Considering all the details that go into the practice of medicine, what clinicians wear to work has garnered a significant amount of attention and controversy.
At the center of the wardrobe debate: the doctor's white coat. While the coat has evolved into a symbol of professionalism, the notion that the coats undermine infection control has led some physicians to hang them up, according to an article from The Boston Globe.
"Many other doctors have no intention of abandoning the jackets," noted the article. "They question whether scrubs or street clothes---or bare arms, for that matter---are any cleaner, and worry the focus on attire will distract from proven safety measures, such as handwashing."
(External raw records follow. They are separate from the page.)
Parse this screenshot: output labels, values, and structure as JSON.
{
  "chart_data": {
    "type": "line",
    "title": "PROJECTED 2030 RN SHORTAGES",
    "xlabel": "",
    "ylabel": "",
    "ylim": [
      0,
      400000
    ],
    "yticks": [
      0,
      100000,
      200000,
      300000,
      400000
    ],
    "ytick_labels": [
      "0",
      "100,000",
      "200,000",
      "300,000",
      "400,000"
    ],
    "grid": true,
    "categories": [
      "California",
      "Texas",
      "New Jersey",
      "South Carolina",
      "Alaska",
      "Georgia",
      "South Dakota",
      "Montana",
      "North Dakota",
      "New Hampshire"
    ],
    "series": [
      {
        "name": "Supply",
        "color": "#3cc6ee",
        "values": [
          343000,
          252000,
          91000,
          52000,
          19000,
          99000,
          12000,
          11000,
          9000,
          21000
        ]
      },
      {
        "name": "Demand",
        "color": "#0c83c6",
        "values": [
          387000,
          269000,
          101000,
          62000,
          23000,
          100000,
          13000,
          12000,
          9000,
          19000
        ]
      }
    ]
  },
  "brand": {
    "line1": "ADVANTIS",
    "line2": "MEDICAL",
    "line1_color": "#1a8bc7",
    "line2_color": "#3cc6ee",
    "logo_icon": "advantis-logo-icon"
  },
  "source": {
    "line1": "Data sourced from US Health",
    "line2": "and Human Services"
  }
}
Nonetheless, the risks of wearing white coats--even if not fully proven--outweigh benefits such as helping doctors feel confident and portraying an image that appeals to patients, argued Philip Lederer, M.D., an infectious diseases fellow at Massachusetts General Hospital and Brigham and Women's Hospital in Boston, in a post for the Conversation.
Many other countries in Europe do have a "bare below the elbows" dress code for clinicians, Lederer noted, and recommended that U.S. healthcare providers shift their thinking toward the same.
"The culture of medicine is very powerful, and old habits, like white coats, are hard to break," Lederer concluded. "But doctors are still doctors whether they wear a coat or not. ... There is no harm in avoiding white coats, but there could be danger in wearing one."